Ketiga, Pencegahan Masalah Sosial dan Kesehatan Dari Aksi Prostitusi. Kehadiran kawasan prostitusi secara tidak langsung juga akan memunculkan masalah lain seperti munculnya premanisme, kawasan kumuh, penyakit seks menular hingga tindakan kriminalisme.
Saya sempat menonton berita dimana ketegasan kebijakan Bu Risma sempat diwarnai dengan aksi penolakan oleh beberapa kalangan. Namun Bu Risma tentu sudah memperhitungkan secara matang bagaimana membuat usaha penutupan ini tidak berakhir dengan aksi paksaan yang berlebihan.
Bu Risma memberikan pelatihan keterampilan bagi PSK maupun pihak lain yang tergantung pada perputaran uang kegiatan lokalisasi.
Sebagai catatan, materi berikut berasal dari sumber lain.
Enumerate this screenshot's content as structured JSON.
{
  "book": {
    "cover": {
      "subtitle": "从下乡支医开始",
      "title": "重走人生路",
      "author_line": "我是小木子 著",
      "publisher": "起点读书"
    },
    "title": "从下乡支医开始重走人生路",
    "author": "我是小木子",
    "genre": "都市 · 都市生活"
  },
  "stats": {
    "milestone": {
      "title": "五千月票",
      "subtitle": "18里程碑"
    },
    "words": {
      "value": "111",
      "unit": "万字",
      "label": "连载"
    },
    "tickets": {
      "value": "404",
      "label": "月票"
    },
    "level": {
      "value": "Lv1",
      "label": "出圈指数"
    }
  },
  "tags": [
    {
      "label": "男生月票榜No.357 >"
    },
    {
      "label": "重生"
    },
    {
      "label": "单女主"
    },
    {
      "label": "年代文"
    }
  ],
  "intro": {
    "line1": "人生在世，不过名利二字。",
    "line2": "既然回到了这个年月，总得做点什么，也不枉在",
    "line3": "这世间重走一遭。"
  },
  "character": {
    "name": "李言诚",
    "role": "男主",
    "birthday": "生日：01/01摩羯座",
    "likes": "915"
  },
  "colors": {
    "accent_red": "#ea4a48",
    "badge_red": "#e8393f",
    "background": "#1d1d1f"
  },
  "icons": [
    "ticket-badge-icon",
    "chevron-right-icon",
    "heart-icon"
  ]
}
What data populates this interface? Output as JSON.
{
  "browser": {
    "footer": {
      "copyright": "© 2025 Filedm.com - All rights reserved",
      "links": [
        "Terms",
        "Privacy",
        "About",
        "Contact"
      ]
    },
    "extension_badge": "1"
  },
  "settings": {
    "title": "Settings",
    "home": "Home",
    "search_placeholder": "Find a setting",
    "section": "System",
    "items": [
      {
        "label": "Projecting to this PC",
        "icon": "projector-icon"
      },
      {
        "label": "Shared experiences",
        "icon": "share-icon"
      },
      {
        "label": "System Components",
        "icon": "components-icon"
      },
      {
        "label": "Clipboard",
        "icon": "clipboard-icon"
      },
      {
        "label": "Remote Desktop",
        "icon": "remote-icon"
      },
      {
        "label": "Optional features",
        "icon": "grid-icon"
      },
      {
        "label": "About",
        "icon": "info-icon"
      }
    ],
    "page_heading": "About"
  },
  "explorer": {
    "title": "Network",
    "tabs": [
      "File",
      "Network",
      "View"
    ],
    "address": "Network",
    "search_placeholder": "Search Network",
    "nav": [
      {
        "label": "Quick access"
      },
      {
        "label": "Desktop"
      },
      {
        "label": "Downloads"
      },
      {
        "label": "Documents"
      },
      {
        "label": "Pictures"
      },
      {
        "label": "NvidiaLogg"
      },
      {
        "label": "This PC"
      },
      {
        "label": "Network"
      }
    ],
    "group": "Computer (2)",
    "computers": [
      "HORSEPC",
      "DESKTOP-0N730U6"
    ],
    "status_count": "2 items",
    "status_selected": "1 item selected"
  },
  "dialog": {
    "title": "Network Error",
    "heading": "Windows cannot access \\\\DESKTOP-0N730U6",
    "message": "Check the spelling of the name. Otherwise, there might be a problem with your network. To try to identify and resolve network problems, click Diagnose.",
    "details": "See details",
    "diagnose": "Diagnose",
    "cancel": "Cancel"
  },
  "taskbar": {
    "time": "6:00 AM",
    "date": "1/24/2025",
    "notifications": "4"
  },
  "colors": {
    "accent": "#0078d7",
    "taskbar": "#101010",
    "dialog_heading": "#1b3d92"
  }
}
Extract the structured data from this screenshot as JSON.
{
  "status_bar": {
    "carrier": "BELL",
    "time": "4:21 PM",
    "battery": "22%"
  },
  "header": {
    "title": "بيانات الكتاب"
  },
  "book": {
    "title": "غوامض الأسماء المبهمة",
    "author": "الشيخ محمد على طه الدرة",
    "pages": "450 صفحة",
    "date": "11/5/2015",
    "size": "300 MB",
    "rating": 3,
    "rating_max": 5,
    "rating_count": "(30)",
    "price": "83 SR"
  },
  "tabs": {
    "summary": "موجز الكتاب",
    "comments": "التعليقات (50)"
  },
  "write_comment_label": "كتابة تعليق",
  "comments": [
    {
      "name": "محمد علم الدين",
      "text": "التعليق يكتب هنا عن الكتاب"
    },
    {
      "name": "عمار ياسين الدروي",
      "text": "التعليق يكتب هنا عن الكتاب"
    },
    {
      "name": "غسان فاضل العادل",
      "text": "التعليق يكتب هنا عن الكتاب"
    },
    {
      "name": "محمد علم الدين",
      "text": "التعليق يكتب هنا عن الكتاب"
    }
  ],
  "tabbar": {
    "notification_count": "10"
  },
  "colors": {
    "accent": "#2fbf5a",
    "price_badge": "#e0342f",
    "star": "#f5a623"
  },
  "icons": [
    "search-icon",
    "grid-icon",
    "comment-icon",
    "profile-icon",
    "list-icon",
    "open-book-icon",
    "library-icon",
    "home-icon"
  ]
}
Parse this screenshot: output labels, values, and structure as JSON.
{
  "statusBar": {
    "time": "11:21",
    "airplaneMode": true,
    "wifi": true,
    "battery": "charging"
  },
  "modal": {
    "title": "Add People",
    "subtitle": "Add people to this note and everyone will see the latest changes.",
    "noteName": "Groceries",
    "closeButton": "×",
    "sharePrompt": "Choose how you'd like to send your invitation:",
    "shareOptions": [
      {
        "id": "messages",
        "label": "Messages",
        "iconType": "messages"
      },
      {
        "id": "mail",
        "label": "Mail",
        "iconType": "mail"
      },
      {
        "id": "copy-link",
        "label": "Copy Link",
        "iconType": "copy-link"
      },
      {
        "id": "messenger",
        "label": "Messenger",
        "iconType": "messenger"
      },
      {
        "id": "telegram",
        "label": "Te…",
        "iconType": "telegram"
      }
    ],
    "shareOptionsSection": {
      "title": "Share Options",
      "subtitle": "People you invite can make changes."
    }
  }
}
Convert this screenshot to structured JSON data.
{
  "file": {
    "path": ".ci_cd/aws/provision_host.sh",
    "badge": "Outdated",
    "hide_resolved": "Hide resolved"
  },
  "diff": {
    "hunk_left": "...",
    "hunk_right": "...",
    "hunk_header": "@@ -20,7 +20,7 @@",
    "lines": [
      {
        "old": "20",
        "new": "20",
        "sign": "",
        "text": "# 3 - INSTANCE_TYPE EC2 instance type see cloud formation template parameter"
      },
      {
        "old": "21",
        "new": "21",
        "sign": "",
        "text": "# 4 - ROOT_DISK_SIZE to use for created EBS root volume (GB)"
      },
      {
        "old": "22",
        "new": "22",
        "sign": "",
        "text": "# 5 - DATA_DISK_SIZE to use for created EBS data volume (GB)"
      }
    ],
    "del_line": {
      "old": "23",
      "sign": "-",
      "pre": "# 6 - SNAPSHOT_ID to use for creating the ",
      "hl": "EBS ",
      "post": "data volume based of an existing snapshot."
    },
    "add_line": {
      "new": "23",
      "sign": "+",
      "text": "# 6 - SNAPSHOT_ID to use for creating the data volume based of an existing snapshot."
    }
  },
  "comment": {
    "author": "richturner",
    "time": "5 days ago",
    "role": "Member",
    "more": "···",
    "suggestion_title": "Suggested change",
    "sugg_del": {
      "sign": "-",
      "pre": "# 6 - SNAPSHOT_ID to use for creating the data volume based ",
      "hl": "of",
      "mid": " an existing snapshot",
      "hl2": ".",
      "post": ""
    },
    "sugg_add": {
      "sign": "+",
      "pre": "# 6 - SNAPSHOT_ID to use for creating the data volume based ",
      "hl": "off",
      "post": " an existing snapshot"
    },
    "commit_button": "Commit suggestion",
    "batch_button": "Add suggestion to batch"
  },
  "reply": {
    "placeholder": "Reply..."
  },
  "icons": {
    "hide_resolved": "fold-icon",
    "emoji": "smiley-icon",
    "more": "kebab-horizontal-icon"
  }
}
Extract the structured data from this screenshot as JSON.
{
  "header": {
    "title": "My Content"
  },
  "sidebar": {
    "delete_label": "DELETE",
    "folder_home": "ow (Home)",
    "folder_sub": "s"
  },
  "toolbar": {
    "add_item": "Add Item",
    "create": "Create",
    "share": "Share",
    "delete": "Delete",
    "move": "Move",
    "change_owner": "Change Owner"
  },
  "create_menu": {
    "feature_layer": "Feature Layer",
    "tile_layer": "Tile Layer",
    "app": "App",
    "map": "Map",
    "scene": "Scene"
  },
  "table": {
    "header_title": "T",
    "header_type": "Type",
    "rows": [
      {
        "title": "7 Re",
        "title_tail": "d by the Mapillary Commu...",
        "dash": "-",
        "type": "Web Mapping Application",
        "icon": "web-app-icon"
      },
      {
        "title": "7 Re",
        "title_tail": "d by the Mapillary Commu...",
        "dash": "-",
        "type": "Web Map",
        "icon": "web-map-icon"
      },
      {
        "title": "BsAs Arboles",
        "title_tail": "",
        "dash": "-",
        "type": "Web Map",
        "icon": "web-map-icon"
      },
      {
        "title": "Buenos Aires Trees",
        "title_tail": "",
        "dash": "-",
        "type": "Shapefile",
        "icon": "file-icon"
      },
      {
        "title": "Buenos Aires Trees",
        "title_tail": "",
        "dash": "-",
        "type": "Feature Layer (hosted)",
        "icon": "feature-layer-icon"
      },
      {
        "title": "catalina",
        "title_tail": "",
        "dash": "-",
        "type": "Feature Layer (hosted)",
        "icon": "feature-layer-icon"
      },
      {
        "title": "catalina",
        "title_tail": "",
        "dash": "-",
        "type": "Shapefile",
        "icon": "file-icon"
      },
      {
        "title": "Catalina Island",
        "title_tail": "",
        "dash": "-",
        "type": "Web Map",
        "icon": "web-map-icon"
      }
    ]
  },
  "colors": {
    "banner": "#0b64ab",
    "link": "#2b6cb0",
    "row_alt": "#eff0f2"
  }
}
Harapannya dengan adanya keterampilan tambahan seperti memasak atau menjahit bisa menjadi bekal mereka untuk merubah nasib dikemudian hari.
Tidak hanya itu adanya pemberian kompensasi dari pemerintah pusat maupun provinsi hingga Rp. 5.050.000 per orang sebagai modal usaha. Kini sudah berjalan 8 tahun paska penutupan tentu ada suasana baru di wilayah bekas Gang Dolly.
Seorang rekan kerja yang kebetulan tinggal di dekat Gang Dolly mengatakan bahwa kini Gang Dolly sudah tertata rapih. Jika dulu setiap menjelang malam sudah banyak kendaraan yang parkir disekitar jalan serta banyaknya lelaki hidung belang mondar-mandir di daerah tersebut kini sudah berubah 180 derajat.
Jalannya jadi lancar dan losmen yang dulu jadi tempat prostitusi kini banyak beralih menjadi tempat tinggal atau kos-kosan. Bahkan rumah dan kondisi Gang Dolly telah diubah lebih berwarna dengan banyak rumah yang di cat warna-warni sehingga menjadi indah.Â
Mayoritas PSK telah kembali ke daerah asal masing-masing atau pindah ke daerah lain. Ada kekhawatiran jika mereka memaksa tetap menjalankan bisnis haram ini akan berurusan dengan aparat hukum di Surabaya.